Самолет разгрузили быстро. В глубь леса унесли новую рацию, боеприпасы, продукты, газеты и книги.
Три партизана подвели к самолету полковника Ормана. На всякий случай большая ушанка была надета на нем задом-наперед, чтобы глаза не видели ничего вокруг. Казалось, что голова свернута раз и навсегда. Полковник крутил ею и свинцово-серо светился в ночи погонами и значками.
Появился партизанский доктор. Он нес сверток одеял, внутри которого, как личинка в коконе, лежал Семенов.
– Дай помогу, - просил, идя за ним следом, Виктор Дубровский.
– Дай помогу...
Доктор не оборачивался. Нести Семенова было легко: он весил не больше двух пудов. В самолете было холоднее, чем в лесу. Может быть, доктору так казалось, но он побежал за другими одеялами.

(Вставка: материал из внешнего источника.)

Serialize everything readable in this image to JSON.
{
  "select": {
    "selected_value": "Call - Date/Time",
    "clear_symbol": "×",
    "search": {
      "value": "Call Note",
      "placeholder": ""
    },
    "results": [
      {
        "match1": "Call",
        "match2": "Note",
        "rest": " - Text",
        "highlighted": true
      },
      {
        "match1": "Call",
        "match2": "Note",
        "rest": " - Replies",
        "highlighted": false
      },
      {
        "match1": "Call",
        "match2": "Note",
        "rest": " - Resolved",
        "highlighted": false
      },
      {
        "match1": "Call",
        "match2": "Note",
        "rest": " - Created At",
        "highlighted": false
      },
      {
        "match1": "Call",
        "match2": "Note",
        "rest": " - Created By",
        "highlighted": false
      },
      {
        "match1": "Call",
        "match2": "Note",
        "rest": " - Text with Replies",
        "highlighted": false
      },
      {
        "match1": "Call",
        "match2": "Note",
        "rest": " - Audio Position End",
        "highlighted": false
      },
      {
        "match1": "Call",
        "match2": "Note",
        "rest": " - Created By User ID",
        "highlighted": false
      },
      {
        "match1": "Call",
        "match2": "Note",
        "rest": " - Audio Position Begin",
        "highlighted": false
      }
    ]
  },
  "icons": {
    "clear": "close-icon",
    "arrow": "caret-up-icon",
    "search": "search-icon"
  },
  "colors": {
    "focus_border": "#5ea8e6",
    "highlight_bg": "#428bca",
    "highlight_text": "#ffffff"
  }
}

Виктор Дубровский подошел к Дьяченко.
– Может, погодим?
– сказал он.
– Что?
– не понял тот.
– Может, погодим пацана отправлять?
– Нет, - отрубил командир отряда, но, взглянув на Виктора, счел нужным объяснить: - Во-первых, врач считает, что жизнь мальчика в опасности. Во-вторых, у нас нет медикаментов и специалистов по этим болезням. В-третьих, у меня нет времени обдумать твое предложение. Самолет улетит через десять минут.
Дубровский посмотрел в глаза командира и понял, что просить бесполезно. Дьяченко был непреклонен. У него было еще и "в-четвертых", о котором он никому не хотел говорить: фашисты нащупали местоположение отряда и придется переходить на новое место.

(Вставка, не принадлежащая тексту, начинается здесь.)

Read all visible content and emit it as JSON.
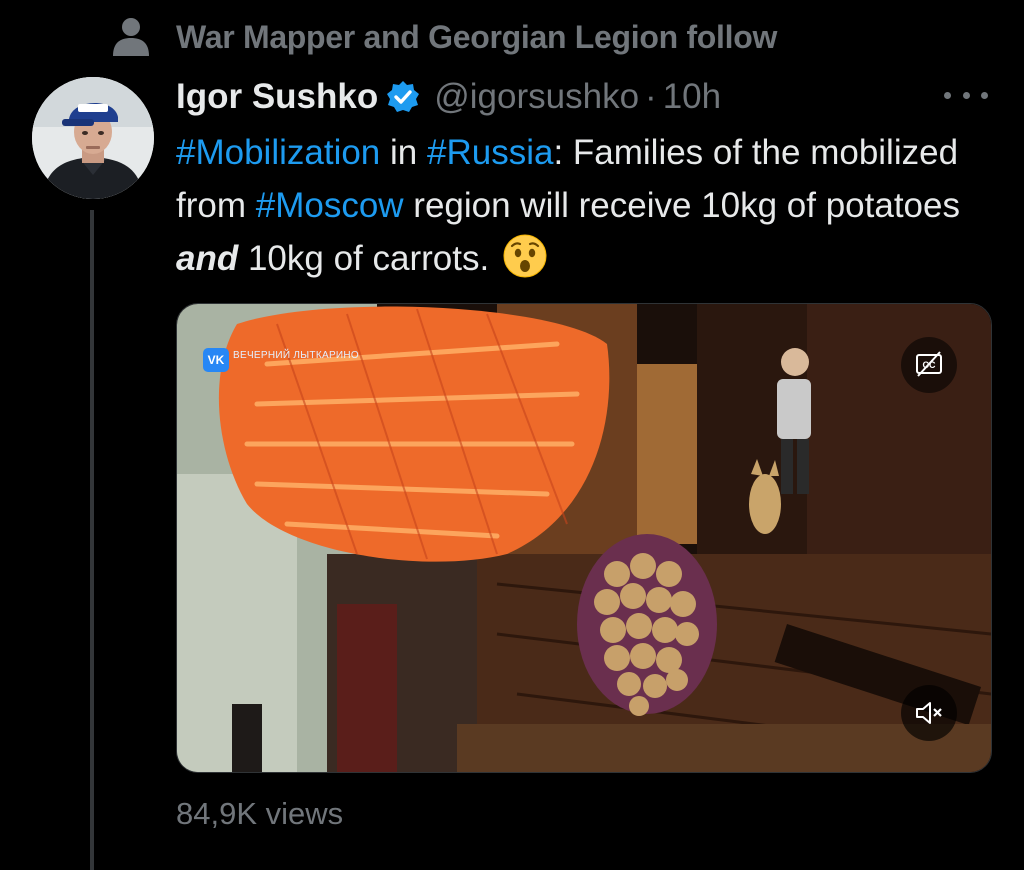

Прибежал врач с одеялами и сказал пилоту, что мальчика нельзя надолго оставлять одного, и если будет холодно, то придется его еще раз укутать.
– А документы на него есть?
– спросил летчик.
– Нет, - сказал Дьяченко.
– Документов нет, а сам он не помнит ни фамилии своей, ни имени.
– Фамилию я знаю точно, - сказал Дубровский.
– Его фамилия Семенов, а имени и отчества я вспомнить не могу. Запишите условно: Семенов Алеша... Кажется, все-таки Алеша.
Сказав это, Виктор вдруг вспомнил, что знал отчество Эльвиры. Он однажды, дурачась, назвал ее Эльвирой Вячеславовной, а она неожиданно обиделась. Потом только он узнал, почему обиделась Эльвира.
– Значит, Семенов. Без имени и без отчества, - говорил летчик, записывая что-то на скрипящей кожаной плантетке.